Ben Sherman, who recently started as a tech with Intel, says it's important to be open-minded and to understand the multi-cultural nature of today's workforce. "Intel has employees from everywhere around the world. You've got to be prepared and understandable and open to work with people who don't share common ideas with you," he says.

Andy Femrite, North American engineering solutions center manager for Arrow Electronics, says he looks for several personality traits when hiring. "Beyond obvious technical skills desired or required for certain roles, I emphasize flexibility, enthusiasm, communication and resourcefulness. That often swiftly narrows the field of candidates!"

People with a constant desire to learn and innovate are well suited for the industry. "If you're not moving you're dead," says Thomas Coughlin, founder of Coughlin Associates. "People need to be constantly learning and paying attention." He suggest staying keyed into the latest advancements coming out of academia and conferences as well as any new R&D work being done at your company or their partners.

Coughlin says many people in the field eventually specialize, but starting with a broad range of knowledge and hands-on experience is essential. "You need to get some practical experience and find out how this stuff works and is being implemented. Then you can broaden you knowledge. You need to learn design skills, you need a good knowledge of circuitry, you need a general knowledge of materials and how they interact, as well as what kinds of materials are being used in the semiconductor industry."

Although some employers may invest a year or more getting their employees up to speed in their new careers, it's also important to be able to hit the ground running. "With these fast-paced industries, training is something a lot of companies doing have time for," Coughlin says. "You're going to need to spend time or earn your spurs to do a good job."

Getting Started

Upton says a background in analog technologies is a good place to start for anyone interested in entering the semiconductor field. "Take coursework in analog technology and microcontroller technology — any coursework that enables the real-world systems" he suggests. "Irrespective of market dynamics or semiconductor industry cyclicality, analog and microcontrollers specifically are always in demand." He also advises taking "what would often be referred to as fourth-year or fifth-year work around project-oriented, real-world systems."

Kostek points out that you might need to relocate to find the best opportunities. "If the market crashes in Oregon for semiconductor jobs, for example, you're probably a lot more limited than if you are in the Silicon Valley."

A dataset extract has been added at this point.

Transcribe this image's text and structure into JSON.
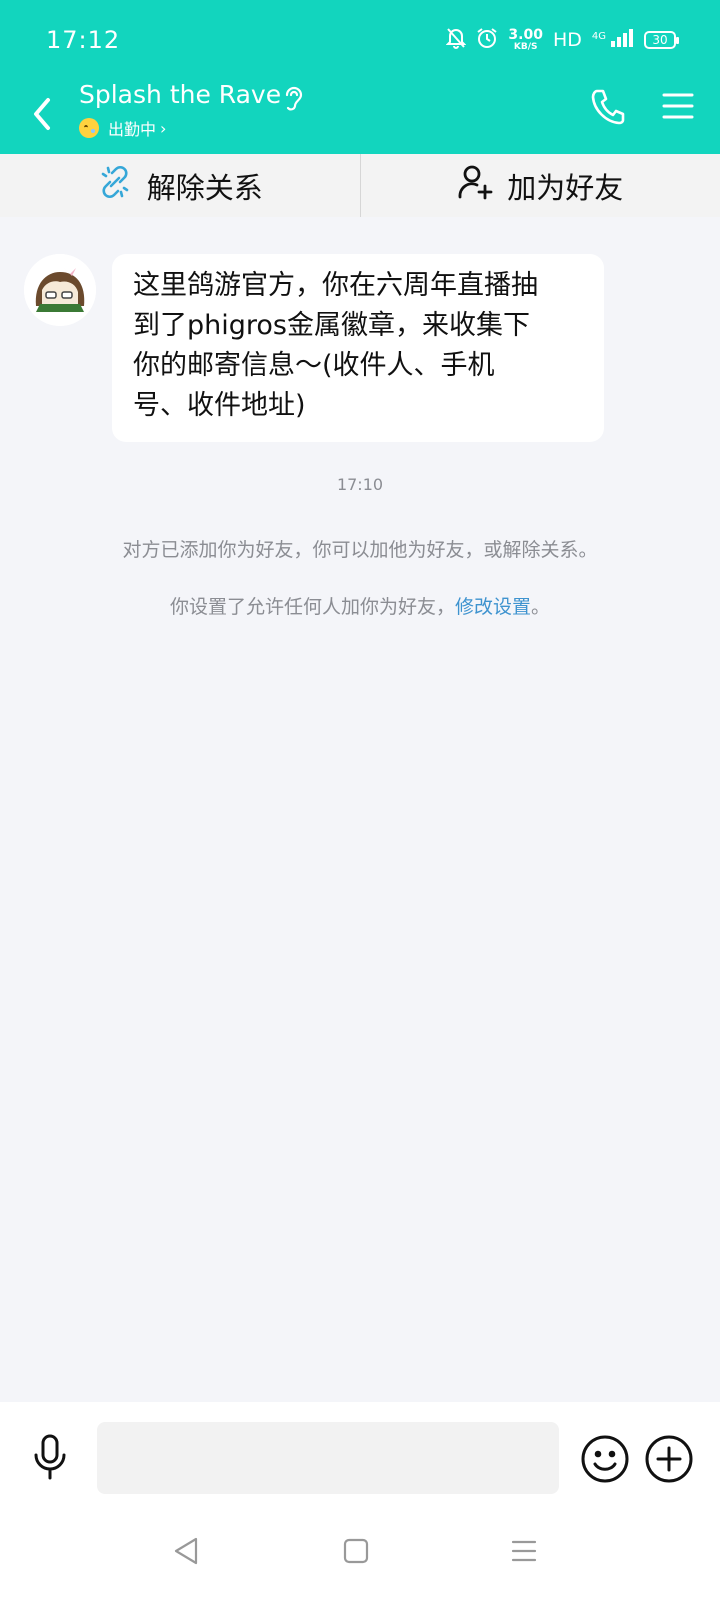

If you're still in school, Sherman suggests getting involved with your local IEEE student section. "It gave me a lot of opportunities to show both leadership and my public speaking abilities. Those are hard qualities to demonstrate in you haven't already had a job."

Consider taking a few internships to get hands-on experience and a broader industry perspective, says Kyle Burk, a technical sales representative for Texas Instruments, who took three internships with TI before landing his current job. "It gave me a really good understanding of how our product groups work and what it takes to develop a product," he says.

No matter how you get in, Coughlin suggests engineers might find the semiconductor industry uniquely satisfying. "I think it's been a very rewarding field for the people that are in it because you can see the fruits of your labor in almost everything that you touch," he says. "Every consumer electronic device, every computer, every mobile device, every server, every time you get on the internet you're interacting with electronic circuits. It's got to be a very rewarding experience because it does so much for everybody."